Полосатик-конь вблизи вышел вовсе не таким мелким, каким казался издали. Причудливый окрас коварно обманывал взор. Вблизи конь выходил рослым и крепким, и ноги у него выглядели мощнее, чем у северных лошадок, а из-за густой шерстяной бахромы блазнились толстыми. Конь насмешливо косил на Сэхунна круглым карим глазом, но стоял спокойно.
— Косю, — певуче позвали у Сэхунна за спиной. Это подобрался ближе пепельноволосый молодой воин, вертлявый и гибкий, как лоза. Он ещё сказал что-то, но Сэхунн не понял. Тогда воин шагнул вплотную, погладил коня, а затем поймал Сэхунна за левую руку и положил сэхуннову ладонь на кожаную петлю слева, заставил крепко сжать пальцами, добродушно кивнул. Тогда Сэхунн додумался и ловко просунул ступню в жёсткую петлю у бока, вскинулся, цепляясь левой рукой за упряжь, и уселся на спине коня. Пепельноволосый воин одобрительно улыбнулся, легонько похлопал коня по крепкой шее и отступил.
После, уже в полёте стрелы от заводи, вертлявый воин догнал Сэхунна и поехал рядом. Сначала рысили молча. Сэхунн то и дело поглядывал на то ли венда, то ли местного лива или ещё какого жемайта. Тот непрестанно вертелся и крутился в седле, успевал всюду и всё оглядеть, улыбался порой, когда ловил на себе взоры Сэхунна, а затем шутливо хлопнул Сэхунна по плечу.
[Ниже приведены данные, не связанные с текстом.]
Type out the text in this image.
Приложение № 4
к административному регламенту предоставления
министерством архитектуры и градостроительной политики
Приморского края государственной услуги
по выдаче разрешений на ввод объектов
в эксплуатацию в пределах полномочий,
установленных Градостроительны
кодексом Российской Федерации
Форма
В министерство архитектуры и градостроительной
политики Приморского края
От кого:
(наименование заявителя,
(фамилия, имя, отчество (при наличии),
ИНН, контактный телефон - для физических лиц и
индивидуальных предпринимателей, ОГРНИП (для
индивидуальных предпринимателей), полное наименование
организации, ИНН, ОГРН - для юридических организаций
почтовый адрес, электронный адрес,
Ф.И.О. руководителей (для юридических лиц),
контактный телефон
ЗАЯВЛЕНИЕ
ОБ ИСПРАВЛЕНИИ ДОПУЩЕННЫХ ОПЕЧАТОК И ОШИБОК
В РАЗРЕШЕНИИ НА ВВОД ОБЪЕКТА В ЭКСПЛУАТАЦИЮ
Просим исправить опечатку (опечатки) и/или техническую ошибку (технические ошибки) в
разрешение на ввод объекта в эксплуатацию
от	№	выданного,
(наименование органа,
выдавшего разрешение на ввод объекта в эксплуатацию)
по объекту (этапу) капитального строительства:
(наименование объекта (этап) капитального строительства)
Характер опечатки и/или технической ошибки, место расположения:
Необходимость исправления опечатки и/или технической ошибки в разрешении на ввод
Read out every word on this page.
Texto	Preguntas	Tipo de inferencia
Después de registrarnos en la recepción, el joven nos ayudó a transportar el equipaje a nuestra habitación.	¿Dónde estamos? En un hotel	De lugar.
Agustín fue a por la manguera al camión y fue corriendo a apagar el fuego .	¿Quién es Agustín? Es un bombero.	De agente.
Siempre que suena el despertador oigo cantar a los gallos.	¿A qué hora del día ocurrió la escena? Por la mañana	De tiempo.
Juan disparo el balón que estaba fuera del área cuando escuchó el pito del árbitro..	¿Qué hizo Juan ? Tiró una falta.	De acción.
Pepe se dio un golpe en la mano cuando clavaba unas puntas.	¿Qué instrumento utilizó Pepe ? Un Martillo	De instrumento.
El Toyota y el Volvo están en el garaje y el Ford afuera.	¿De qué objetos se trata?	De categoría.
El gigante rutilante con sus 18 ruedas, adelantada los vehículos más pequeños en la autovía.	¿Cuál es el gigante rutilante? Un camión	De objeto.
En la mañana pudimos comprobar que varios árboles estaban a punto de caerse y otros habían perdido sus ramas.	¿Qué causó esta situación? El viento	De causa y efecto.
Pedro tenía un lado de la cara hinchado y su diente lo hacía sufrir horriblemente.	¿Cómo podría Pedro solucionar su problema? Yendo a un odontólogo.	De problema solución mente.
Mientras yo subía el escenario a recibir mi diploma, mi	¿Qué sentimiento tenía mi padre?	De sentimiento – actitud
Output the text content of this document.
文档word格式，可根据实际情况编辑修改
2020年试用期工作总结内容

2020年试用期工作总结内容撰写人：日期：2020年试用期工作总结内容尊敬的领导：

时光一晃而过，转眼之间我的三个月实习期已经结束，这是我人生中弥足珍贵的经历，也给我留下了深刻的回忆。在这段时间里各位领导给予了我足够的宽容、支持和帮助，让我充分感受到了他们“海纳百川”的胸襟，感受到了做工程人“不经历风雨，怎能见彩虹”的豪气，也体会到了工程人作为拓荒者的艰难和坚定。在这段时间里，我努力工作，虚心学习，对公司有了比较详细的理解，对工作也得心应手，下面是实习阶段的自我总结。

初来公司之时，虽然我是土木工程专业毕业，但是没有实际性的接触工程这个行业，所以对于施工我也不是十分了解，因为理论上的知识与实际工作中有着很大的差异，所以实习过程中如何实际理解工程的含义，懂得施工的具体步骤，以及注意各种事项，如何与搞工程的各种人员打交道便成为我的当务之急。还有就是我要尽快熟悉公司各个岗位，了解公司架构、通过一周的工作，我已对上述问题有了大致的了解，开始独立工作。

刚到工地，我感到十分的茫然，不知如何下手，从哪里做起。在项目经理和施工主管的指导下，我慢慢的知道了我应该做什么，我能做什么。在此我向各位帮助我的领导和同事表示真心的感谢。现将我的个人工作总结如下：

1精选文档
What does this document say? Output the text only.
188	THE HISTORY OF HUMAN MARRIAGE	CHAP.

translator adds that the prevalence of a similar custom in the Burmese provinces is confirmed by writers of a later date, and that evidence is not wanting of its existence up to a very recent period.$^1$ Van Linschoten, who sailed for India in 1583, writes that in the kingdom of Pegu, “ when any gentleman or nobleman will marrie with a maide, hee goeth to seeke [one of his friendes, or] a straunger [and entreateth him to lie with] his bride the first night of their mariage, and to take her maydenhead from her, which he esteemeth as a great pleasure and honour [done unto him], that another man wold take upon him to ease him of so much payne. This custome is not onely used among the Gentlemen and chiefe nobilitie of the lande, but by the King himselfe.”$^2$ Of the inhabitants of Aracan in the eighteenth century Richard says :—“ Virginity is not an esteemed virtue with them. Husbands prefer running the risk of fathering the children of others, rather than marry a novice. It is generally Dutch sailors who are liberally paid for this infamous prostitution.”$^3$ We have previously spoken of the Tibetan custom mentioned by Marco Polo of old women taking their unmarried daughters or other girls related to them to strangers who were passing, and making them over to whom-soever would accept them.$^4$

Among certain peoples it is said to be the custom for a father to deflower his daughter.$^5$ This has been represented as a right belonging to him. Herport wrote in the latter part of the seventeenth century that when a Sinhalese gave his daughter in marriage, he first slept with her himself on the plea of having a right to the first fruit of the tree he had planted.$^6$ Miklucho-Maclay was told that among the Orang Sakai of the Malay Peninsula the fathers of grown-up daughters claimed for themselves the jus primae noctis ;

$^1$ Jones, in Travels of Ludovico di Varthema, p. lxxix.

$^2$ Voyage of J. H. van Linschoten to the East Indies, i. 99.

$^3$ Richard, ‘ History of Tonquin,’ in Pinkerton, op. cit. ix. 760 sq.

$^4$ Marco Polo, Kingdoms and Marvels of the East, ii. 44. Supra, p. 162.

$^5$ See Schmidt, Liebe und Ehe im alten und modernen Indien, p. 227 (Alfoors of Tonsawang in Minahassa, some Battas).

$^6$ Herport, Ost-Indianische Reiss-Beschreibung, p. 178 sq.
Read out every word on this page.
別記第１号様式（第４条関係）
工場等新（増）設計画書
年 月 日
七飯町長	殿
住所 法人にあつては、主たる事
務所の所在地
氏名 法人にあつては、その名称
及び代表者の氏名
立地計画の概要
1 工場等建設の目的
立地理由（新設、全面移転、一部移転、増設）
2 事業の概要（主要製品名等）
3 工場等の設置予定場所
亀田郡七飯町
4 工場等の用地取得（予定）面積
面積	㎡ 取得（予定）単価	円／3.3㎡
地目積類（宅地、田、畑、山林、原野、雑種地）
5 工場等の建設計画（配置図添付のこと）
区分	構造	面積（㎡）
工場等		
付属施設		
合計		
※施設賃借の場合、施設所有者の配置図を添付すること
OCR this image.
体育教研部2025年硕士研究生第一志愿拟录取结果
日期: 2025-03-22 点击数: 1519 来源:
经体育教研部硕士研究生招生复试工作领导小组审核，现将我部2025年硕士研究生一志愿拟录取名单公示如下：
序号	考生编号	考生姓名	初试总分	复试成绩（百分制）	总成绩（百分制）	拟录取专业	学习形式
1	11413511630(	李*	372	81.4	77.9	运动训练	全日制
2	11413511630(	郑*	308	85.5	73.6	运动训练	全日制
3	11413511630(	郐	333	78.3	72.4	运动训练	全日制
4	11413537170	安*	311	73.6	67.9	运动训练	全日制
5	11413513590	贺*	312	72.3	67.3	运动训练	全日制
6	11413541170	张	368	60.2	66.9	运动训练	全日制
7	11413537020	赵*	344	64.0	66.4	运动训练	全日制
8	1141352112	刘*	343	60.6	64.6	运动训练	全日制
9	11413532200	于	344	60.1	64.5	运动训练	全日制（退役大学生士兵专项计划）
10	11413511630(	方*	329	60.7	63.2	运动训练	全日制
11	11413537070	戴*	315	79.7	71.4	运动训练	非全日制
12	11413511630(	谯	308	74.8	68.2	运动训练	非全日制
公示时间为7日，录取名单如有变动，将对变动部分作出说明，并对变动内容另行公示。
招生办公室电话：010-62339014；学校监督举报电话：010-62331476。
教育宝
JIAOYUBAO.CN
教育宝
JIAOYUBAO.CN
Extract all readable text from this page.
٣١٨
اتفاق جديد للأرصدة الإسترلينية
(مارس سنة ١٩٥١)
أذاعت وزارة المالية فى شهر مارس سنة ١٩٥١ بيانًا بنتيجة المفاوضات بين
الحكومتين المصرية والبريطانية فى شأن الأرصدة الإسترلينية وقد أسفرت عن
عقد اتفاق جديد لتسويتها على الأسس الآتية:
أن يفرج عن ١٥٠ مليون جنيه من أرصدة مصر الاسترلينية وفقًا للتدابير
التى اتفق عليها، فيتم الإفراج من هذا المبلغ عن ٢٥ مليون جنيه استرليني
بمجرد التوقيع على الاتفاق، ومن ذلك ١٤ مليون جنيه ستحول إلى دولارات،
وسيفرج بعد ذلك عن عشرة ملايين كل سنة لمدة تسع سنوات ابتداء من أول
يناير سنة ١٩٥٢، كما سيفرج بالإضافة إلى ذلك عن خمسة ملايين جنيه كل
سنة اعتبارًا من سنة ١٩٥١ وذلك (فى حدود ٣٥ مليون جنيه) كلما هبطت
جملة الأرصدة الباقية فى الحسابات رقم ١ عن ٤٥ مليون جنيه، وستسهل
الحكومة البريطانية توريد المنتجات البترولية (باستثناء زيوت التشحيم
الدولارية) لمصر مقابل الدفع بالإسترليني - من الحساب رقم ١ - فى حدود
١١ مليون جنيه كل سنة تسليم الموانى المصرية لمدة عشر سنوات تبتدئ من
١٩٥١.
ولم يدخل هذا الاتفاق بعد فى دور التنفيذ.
— Гинтас. — Он ткнул себя большим пальцем в грудь и повёл рукой к Сэхунну. Поразмыслив, Сэхунн назвал своё имя.
Гинтас северного наречия не разумел, но это его не останавливало. Выразительных жестов хватало, чтобы они с Сэхунном могли друг друга сносно понимать. Так Сэхунн выяснил, что «косю» называли полосатых коней, Гинтас — аук… что-то там, а ещё «юнак», страшненькая дубина с каменными зубьями — «мачуга», где-то впереди был загадочный «знич», а ещё дальше — «цвик» и то ли «вилкас», то ли «вилктак».
Сэхунн мало что понимал, но певучий говор Гинтаса ему нравился, да и ехать так было веселее. Хотя Сэхунн не уставал удивляться пышности вендского края. Обилие зелени, деревьев, красок пьянило. Иногда Сэхунн поглядывал вперёд и подмечал, что отец тоже ведёт беседу с Турином, но с Турином таки было проще — он говорил понятно.
Солнце зависло высоко в пронзительно-синем небе, когда они остановились у родника. Вода била ключом — такая студёная, что зубы ломило, но вкусная.
Гинтас успел затеряться в зелени и вернуться с орехами. Давил скорлупки пальцами и угощал Сэхунна душистыми спелыми ядрами. Сэхунн тоже попытался сжать пальцами орех, но левой руке недоставало силы и умения. Гинтас ободряюще похлопал его по плечу, забрал орех и принялся показывать, как надо нажимать, потом взял в левую руку — получилось тоже так себе, так что посмеялись они вместе над своими потугами.